Las olas de calor marinas (MHW) son cada vez más comunes y tienen impactos devastadores en los ecosistemas. Una nueva investigación da cuenta de que pueden durar más y ser más intensas en aguas más profundas, amenazando potencialmente a especies sensibles a medida que el cambio climático hace que los eventos extremos sean más frecuentes.
Los océanos han absorbido el 90 por ciento del exceso de calor producido por la contaminación de carbono procedente de la actividad humana desde los albores de la era industrial. Las olas de calor marinas, definidos como episodios de temperaturas del agua anormalmente altas, se han vuelto más frecuentes e intensas. Estos hechos pueden tener un impacto particularmente severo en especies que no pueden migrar para escapar de aguas intolerablemente cálidas, como los corales en la Gran Barrera de Coral y los bosques de algas marinas frente al sur de Australia y el noreste del Pacífico.
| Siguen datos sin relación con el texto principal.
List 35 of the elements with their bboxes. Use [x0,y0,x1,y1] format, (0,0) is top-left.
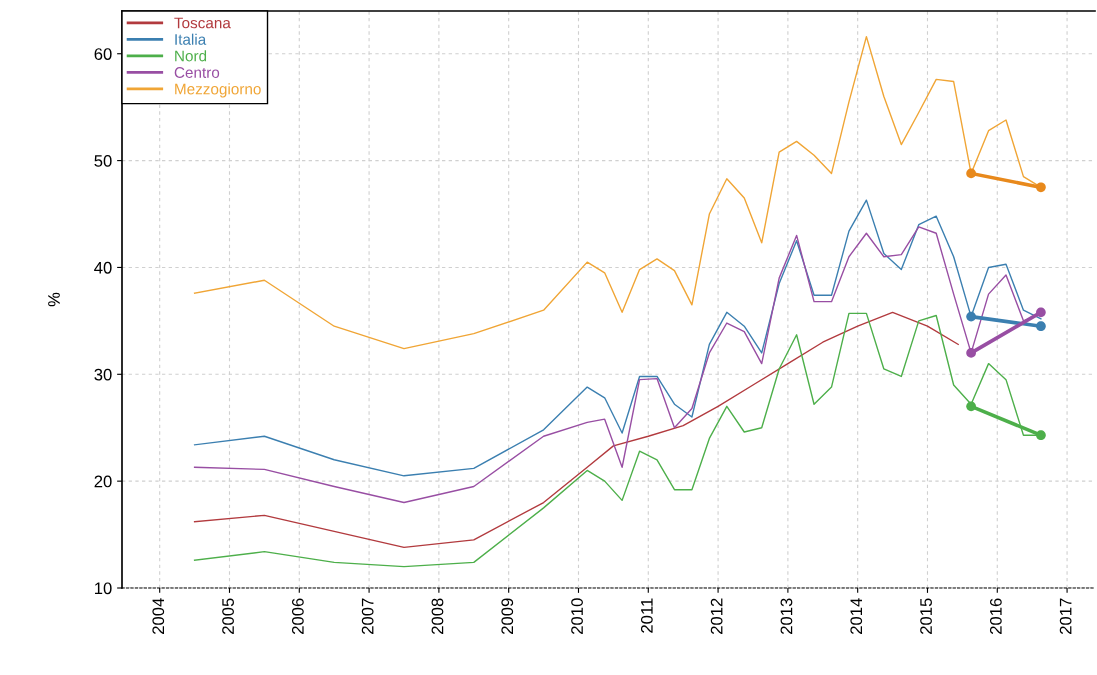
legend-label: Toscana [174,17,231,29]
x-tick-label: 2011 [640,598,653,633]
x-tick-label: 2012 [710,598,723,634]
x-tick-label: 2006 [291,598,304,634]
y-tick-label: 60 [94,48,112,60]
x-tick-label: 2009 [501,598,514,634]
point [966,311,976,322]
y-tick-label: 40 [94,261,112,274]
x-tick-label: 2013 [780,598,793,634]
point [1036,182,1046,193]
x-tick-label: 2008 [431,598,444,634]
y-axis-title: % [48,292,60,307]
x-tick-label: 2007 [361,598,374,634]
legend-label: Mezzogiorno [175,83,261,98]
y-tick-label: 10 [95,582,112,595]
x-tick-label: 2017 [1059,598,1072,634]
y-tick-label: 30 [94,368,112,381]
y-tick-label: 50 [94,154,112,167]
x-tick-label: 2004 [152,598,165,634]
legend-label: Centro [174,67,220,78]
x-tick-label: 2005 [222,598,234,634]
point [966,348,976,358]
x-tick-label: 2014 [850,598,863,634]
legend-label: Nord [175,50,207,62]
legend-label: Italia [175,33,207,45]
point [966,401,976,412]
x-tick-label: 2015 [920,598,932,634]
y-tick-label: 20 [94,475,112,488]
x-tick-label: 2010 [571,598,583,634]
line-series [193,311,959,549]
point [1036,430,1046,441]
x-tick-label: 2016 [989,598,1002,634]
point [1036,307,1046,318]
point [966,168,976,179]
point [1036,321,1046,332]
En un nuevo estudio publicado en la revista Nature Climate Change, los investigadores observaron los impactos de los picos de temperatura en aguas más profundas, lo que, según la autora principal, Eliza Fragkopoulou, fue “el primer intento de observar las olas de calor marinas debajo de la superficie. Como fenómeno particular y sus efectos se estudiaron principalmente en la superficie del océano y no sabíamos mucho sobre sus características en las profundidades del océano”, informó.

Mar adentro y profundo
Utilizando observaciones y modelos in situ, los investigadores examinaron las olas de calor marinas globales de 1993 a 2019, incluidos datos hasta 2.000 metros (6.562 pies) debajo de la superficie. Descubrieron que la intensidad era máxima entre 50 y 200 metros debajo de la superficie, ocasionalmente hasta un 19 por ciento más fuerte que la ola de calor superficial.
La duración también aumentó con la profundidad, y el calentamiento persistió hasta dos años después de que las temperaturas volvieron a la normalidad en la superficie, según se cita en el estudio.
Los científicos observaron una medida indirecta del estrés térmico conocida como intensidad acumulativa y la compararon con la distribución de la biodiversidad en el borde de sus límites máximos de calor para ver áreas donde las criaturas marinas son potencialmente más vulnerables a los cambios.
Descubrieron que estas condiciones de alto estrés se superponían en hasta el 22 por ciento de los océanos del mundo. La variabilidad regional de las olas de calor marinas hace que medir la exposición de la biodiversidad sea complejo, y su duración varía según la ubicación debido a las diferentes condiciones oceánicas. En general, Fragkopoulou, especialista del Centro de Ciencias Marinas de la Universidad del Algarve en Portugal, dijo que el impacto sobre la biodiversidad “probablemente es mayor desde la superficie hasta una profundidad de 250 metros”.

Las porciones más grandes de los océanos clasificados como altamente expuestos se encontraron en los océanos Atlántico Norte e Índico, a profundidades de entre 1.000 y 2.000 metros.
Un estudio separado publicado el mes pasado en la revista Nature sugirió que algunas criaturas marinas pueden soportar el calor mejor que otras, y descubrió que los peces del océano pueden soportar las olas de calor marinas sin un impacto importante en su número.
Fragkopoulou y su equipo coincidieron en que se necesitan más investigaciones sobre las olas de calor en los océanos más profundos para detectar los posibles impactos en el turismo y la pesca. “Teniendo en cuenta que el impacto de las olas de calor marinas en la biodiversidad de las profundidades aún se desconoce en gran medida, existe una necesidad urgente de realizar un mayor y mejor seguimiento del océano global para comprender sus efectos”, concluyó.
Completaron el equipo de trabajo Alex Sen Gupta, Marcos John Costello, Thomas Wernberg, Miguel B. Araújo, Ester A. Serrao, Olivier De Clerck y Jorge Assis.